Une nation entre guillemets

En ce 24 juin, je me penche sur l’état de notre Fête nationale — miroir d’un peuple en veille, d’un projet d’émancipation en dérive. Entre l’anglicisation du quotidien, la dilution culturelle à Montréal et la déconnexion des jeunes générations, ce texte interroge : que reste-t-il de notre volonté de devenir un pays ? Un cri du cœur lucide, mais habité d’un espoir actif.

Chronique d’un Québec en suspens, entre mémoire et effacement

En ce 24 juin 2025, je me réveille encore une fois dans ce Québec qui m’est si cher. Pourtant, mon entrain à célébrer la Fête nationale s’effrite doucement d’année en année. Autrefois, j’attendais cette journée avec impatience, porté par l’espoir collectif, l’énergie contagieuse des foules et la promesse d’un avenir à bâtir ensemble. Aujourd’hui, une étrange lassitude me gagne.
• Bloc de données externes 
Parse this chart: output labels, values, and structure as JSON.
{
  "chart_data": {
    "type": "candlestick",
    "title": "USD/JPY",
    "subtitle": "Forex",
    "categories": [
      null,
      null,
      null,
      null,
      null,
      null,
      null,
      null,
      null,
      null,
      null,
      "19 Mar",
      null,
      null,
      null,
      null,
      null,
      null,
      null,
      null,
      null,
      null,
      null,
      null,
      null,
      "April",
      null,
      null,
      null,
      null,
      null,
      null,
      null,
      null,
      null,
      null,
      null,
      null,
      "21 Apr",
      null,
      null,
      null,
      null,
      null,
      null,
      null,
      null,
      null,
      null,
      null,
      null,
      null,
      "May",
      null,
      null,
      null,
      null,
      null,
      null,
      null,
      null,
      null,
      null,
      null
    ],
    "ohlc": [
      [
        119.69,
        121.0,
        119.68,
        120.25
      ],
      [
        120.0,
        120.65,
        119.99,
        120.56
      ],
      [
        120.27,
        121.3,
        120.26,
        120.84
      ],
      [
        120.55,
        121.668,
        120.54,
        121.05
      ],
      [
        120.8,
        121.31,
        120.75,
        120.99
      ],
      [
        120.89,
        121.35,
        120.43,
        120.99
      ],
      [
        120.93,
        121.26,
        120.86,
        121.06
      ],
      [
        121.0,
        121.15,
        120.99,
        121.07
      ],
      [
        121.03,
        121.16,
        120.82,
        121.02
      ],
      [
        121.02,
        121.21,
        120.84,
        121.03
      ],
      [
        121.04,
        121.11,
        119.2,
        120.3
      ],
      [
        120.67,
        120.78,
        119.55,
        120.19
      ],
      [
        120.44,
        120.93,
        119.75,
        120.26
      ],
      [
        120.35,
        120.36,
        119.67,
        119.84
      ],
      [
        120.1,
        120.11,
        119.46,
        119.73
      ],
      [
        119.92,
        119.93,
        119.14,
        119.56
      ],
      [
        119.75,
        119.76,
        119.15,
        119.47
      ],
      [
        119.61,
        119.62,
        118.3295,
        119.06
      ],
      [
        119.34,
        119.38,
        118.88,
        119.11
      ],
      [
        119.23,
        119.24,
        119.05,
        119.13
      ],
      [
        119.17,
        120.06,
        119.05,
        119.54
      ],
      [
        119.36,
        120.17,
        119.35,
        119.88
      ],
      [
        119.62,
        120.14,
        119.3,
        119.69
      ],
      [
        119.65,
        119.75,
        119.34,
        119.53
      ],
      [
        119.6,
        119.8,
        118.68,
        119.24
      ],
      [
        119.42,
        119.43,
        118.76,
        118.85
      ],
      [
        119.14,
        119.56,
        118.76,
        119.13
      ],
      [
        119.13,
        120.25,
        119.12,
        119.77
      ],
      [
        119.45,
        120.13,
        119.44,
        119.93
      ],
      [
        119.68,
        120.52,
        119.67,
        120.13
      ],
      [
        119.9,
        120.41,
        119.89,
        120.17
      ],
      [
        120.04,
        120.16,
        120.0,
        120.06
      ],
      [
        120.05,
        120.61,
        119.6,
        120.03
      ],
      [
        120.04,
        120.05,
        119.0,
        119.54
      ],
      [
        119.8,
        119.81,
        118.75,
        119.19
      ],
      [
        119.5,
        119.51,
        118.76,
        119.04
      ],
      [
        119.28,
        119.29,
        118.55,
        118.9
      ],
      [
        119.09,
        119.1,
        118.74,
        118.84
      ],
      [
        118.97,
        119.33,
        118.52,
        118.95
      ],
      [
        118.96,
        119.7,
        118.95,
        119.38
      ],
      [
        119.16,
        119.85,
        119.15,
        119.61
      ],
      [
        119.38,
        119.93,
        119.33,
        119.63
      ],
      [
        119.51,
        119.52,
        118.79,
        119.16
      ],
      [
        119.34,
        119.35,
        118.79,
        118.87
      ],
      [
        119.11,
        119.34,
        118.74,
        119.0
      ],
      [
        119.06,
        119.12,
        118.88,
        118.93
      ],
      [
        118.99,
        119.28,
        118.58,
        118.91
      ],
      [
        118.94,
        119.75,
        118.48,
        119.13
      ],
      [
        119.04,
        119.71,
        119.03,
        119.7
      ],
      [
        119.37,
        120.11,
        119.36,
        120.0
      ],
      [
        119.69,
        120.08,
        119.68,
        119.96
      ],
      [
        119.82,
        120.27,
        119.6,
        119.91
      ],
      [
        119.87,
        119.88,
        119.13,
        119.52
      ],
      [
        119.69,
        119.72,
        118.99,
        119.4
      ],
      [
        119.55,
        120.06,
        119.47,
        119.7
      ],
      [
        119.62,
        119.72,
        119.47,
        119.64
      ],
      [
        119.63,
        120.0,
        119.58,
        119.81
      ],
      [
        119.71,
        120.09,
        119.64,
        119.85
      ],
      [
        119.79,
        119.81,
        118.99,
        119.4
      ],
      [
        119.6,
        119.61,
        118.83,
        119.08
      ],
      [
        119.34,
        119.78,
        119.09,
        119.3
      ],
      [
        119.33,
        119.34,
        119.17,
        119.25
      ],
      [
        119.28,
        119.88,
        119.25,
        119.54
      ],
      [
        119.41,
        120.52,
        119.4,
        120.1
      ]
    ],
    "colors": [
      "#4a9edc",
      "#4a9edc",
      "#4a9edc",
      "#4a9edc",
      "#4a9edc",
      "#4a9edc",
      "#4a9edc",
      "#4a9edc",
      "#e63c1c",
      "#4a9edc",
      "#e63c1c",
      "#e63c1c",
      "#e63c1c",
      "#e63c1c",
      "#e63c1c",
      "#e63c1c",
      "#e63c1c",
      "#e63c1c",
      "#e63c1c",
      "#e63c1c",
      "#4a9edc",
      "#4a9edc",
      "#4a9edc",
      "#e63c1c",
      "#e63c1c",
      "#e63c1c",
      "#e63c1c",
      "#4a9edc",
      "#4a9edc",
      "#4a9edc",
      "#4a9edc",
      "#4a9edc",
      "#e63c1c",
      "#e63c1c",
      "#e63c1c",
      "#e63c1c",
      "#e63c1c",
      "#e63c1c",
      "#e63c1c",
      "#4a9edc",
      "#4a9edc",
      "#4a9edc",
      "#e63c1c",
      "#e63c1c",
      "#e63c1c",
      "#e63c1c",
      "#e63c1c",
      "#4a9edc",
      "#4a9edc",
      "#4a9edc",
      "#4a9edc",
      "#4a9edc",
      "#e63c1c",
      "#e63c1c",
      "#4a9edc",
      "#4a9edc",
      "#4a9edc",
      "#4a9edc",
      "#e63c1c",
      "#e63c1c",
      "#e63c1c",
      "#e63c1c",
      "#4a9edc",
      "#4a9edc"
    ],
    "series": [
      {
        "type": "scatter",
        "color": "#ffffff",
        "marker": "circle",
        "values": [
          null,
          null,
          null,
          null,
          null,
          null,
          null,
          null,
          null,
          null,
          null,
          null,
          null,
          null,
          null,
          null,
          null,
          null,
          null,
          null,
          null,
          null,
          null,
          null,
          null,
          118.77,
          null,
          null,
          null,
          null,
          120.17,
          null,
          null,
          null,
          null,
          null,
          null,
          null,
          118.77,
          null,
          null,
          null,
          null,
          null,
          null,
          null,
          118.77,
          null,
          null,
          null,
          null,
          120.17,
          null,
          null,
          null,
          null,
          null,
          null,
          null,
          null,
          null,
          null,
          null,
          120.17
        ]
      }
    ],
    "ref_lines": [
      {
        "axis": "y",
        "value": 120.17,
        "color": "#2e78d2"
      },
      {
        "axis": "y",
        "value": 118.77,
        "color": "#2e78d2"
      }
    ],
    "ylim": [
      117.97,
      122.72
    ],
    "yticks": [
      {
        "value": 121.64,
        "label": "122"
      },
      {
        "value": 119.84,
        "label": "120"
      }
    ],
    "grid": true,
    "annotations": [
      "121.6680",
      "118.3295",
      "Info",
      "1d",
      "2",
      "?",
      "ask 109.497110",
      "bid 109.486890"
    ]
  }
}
Ce sentiment est moins un reniement qu’une profonde désillusion. Notre projet national, autrefois vibrant et rassembleur, semble désormais s’être dissout dans l’air du temps, fragmenté par les divisions internes, la polarisation politique et l’usure d’une société tiraillée entre modernité et tradition. On célèbre encore, certes, mais la flamme semble plus fragile, presque vacillante. Nos municipalités ne savent plus quelle mise en garde et interdiction inventer afin de protéger les citoyens contre les risques les plus insignifiants qui les guettent lors des festivités. La fête est devenue un exercice de contrôle plutôt qu’un moment de liberté populaire. Dave Lavoie le résumait crûment dans Facebook : autrefois 250 000 personnes célébraient sur les Plaines d’Abraham jusqu’au lever du jour. Aujourd’hui, le périmètre « festif » est surtout celui des interdictions absurdes : pas d’eau, pas d’alcool, pas de chaises, pas de drapeaux, pas d’instruments de musique, pas de bouffe, pas de vélos… pas de plaisir. Une fête nationale aseptisée, sans âme, plus plate encore que le jour du Canada.

Et d’ailleurs, même ce dernier est en déclin. Partout au pays, des célébrations du 1er juillet sont annulées ou désertées. C’est qu’on ne célèbre plus rien de commun, dans ce Canada fragmenté. Ahhhh, le Canada… cette « nation » multiculturaliste, artificielle et sans réelle identité, sans culture et dont l’histoire officielle semble n’être qu’un fardeau honteux à effacer.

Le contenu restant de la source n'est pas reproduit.